Судья закончил речь, и в зале воцарилась тишина. Мы сидели как зачарованные, словно длинное заклинание, состоявшее из непонятных слов, окутало всех колдовскими чарами. Сквозь высокое окно низкое солнце посылало косые лучи, озарявшие золоченую оправу летчицких очков судьи и его серебристые волосы, придавая ему сходство с пламенеющим ангелом. Наконец чары молчания нарушило громкое бульканье. Это отец дососал через соломинку остатки яблочного сока.
Непроницаемое лицо судьи озарилось легкой усмешкой — или это мне только показалось? Затем он встал (мы все встали), молча прошагал по синему ковру в лакированных черных туфлях, которыми затаптывал перед этим окурок, и вышел из зала.
— Ну и что он сказал?
Мы все столпились вокруг мисс Картер в вестибюле, попивая кофе из пластиковых стаканчиков, хотя в кофеине нуждались меньше всего.
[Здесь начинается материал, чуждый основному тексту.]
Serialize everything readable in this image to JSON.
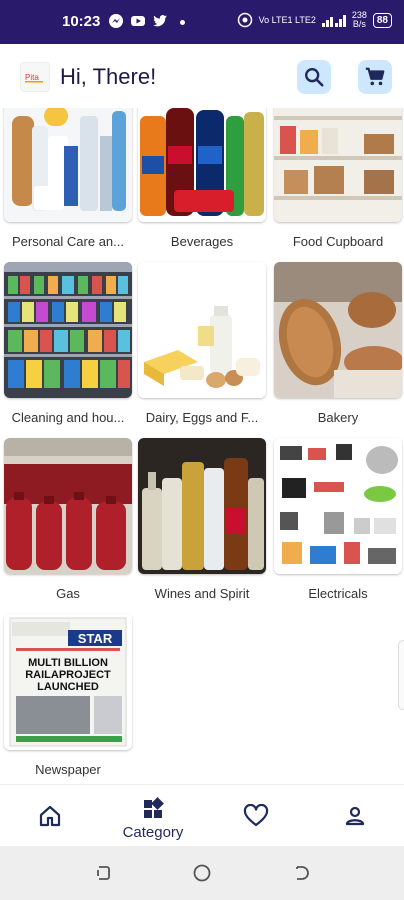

— Он удовлетворил ходатайство мистера Маевского о разводе — именно этого мы и добивались, — ответила мисс Картер, широко улыбаясь. Она сняла свой черный жакет; подмышками «английской розы» виднелись пятна пота.
— А деньги? — спросила Вера.
— Никакой компенсации — ведь о ней никто не ходатайствовал.
— Вы хотите сказать…
— Обычно финансовые соглашения заключаются одновременно с расторжением брака, но поскольку она не была никем представлена, никто не мог предъявить требование от ее лица. — Она старалась не рассмеяться.
— А как же Станислав? — Мне все еще было не по себе.
— Ход неплохой. Но это нужно было делать официально, с надлежащим представительством. Кажется, именно это Пол сейчас объясняет Станиславу.
Молодой барристер снял парик и мантию и сидел в углу радом со Станиславом, обняв его за плечи. Мальчик плакал горькими слезами.
Отец внимательно следил за беседой и теперь радостно захлопал в ладоши:
— Ничого не получе! Ха-ха-ха! От жадюга! Не получе ничого! Английське правосудие — найлучче у мире!
— Однако… — Мисс Картер предостерегающе подняла палец. — Однако она еще может обратиться в суд с ходатайством об алиментах. Хотя в подобных обстоятельствах обычно обращаются к отцу ребенка. Если она узнает, кто отец. И если… если… — Она больше не могла сдерживаться и расхихикалась. Мы выждали. Она взяла себя в руки. — Если ей удастся найти юриста, который будет представлять ее в суде!
— Что вы имеете в виду? — спросила миссис Эксперт-по-разводам. — У нее же есть юрист.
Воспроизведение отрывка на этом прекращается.